The voice bursts out of nowhere, one word ringing with truth and precision. The highest note of the Glockenspiel finds him, rather than hiding. Less direction, more space.


He gets up quickly and frantically makes some quick notations.


First violins — less vibrato in the opening. Let the line breathe.Horns — no swell in bar 26. Keep it still, almost innocent.Frida — sing it like a lullaby that no child ever woke up from.


Facilitating inner balance means listening to the message of each voice, the fear that hides insight, the boldness that shields pain, the calm that conceals the solution. Every voice carries a thread of truth, and only by hearing them all can you see the whole picture.


‘The voice’ we’re seeking is always present, shaped by the cumulative effect of the entire inner choir, each member contributing a piece of the truth, lighting the night.


When we seek ‘the voice’, we often get stuck in thinking and overthinking how things should unfold, rather than allowing it to rise on its own and chime through as an unmistakable yes.


Like in conversation, when you stop rehearsing your next line and finally hear what the other person is trying to say.


PAUSE. LEARN. MOVE ON.


Cognitive scientists call metacognition the act of thinking about your own thinking. It’s the moment you notice your mind in motion — the inner choir, the subtle shift from clarity to chaos, from insight to avoidance.


John Flavell, who coined the term, described metacognition as both awareness and control. Richard Schwartz, the creator of Internal Family Systems, brought it closer to lived experience. He viewed the mind as a collection of parts, each with its own story, tone, and purpose. Some act as protectors, others react instinctively, and a few carry burdens we’ve never fully acknowledged. These elements need to be understood and guided.

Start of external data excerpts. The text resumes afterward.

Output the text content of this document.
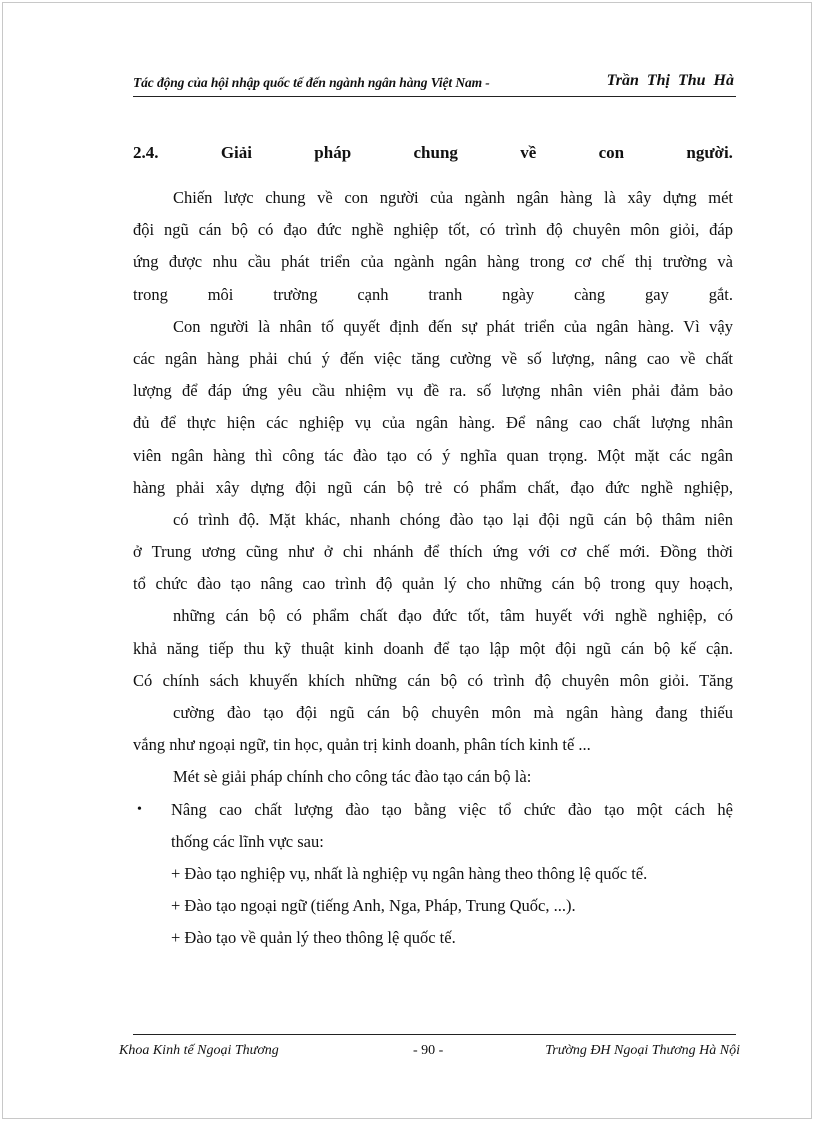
Tác động của hội nhập quốc tế đến ngành ngân hàng Việt Nam -	Trần Thị Thu Hà
2.4.	Giải	pháp	chung	về	con	người.
Chiến lược chung về con người của ngành ngân hàng là xây dựng mét
đội ngũ cán bộ có đạo đức nghề nghiệp tốt, có trình độ chuyên môn giỏi, đáp
ứng được nhu cầu phát triển của ngành ngân hàng trong cơ chế thị trường và
trong môi trường cạnh tranh ngày càng gay gắt.
Con người là nhân tố quyết định đến sự phát triển của ngân hàng. Vì vậy
các ngân hàng phải chú ý đến việc tăng cường về số lượng, nâng cao về chất
lượng để đáp ứng yêu cầu nhiệm vụ đề ra. số lượng nhân viên phải đảm bảo
đủ để thực hiện các nghiệp vụ của ngân hàng. Để nâng cao chất lượng nhân
viên ngân hàng thì công tác đào tạo có ý nghĩa quan trọng. Một mặt các ngân
hàng phải xây dựng đội ngũ cán bộ trẻ có phẩm chất, đạo đức nghề nghiệp,
có trình độ. Mặt khác, nhanh chóng đào tạo lại đội ngũ cán bộ thâm niên
ở Trung ương cũng như ở chi nhánh để thích ứng với cơ chế mới. Đồng thời
tổ chức đào tạo nâng cao trình độ quản lý cho những cán bộ trong quy hoạch,
những cán bộ có phẩm chất đạo đức tốt, tâm huyết với nghề nghiệp, có
khả năng tiếp thu kỹ thuật kinh doanh để tạo lập một đội ngũ cán bộ kế cận.
Có chính sách khuyến khích những cán bộ có trình độ chuyên môn giỏi. Tăng
cường đào tạo đội ngũ cán bộ chuyên môn mà ngân hàng đang thiếu
vắng như ngoại ngữ, tin học, quản trị kinh doanh, phân tích kinh tế ...
Mét sè giải pháp chính cho công tác đào tạo cán bộ là:
• Nâng cao chất lượng đào tạo bằng việc tổ chức đào tạo một cách hệ
thống các lĩnh vực sau:
+ Đào tạo nghiệp vụ, nhất là nghiệp vụ ngân hàng theo thông lệ quốc tế.
+ Đào tạo ngoại ngữ (tiếng Anh, Nga, Pháp, Trung Quốc, ...).
+ Đào tạo về quản lý theo thông lệ quốc tế.
Khoa Kinh tế Ngoại Thương	- 90 -	Trường ĐH Ngoại Thương Hà Nội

We manage to get through life because these tones step up when needed. True leadership, whether inside ourselves or in the external world, starts with recognizing who’s speaking, understanding what they’re trying to shield, and deciding if they should be at the forefront in this moment.


Leaders with high metacognitive awareness show stronger emotional regulation, better decision-making under stress, and higher interpersonal trust, especially where composure matters more than certainty. When leaders can identify which inner voice is active and whether that voice belongs at the helm, they become safer, clearer, and more credible to others.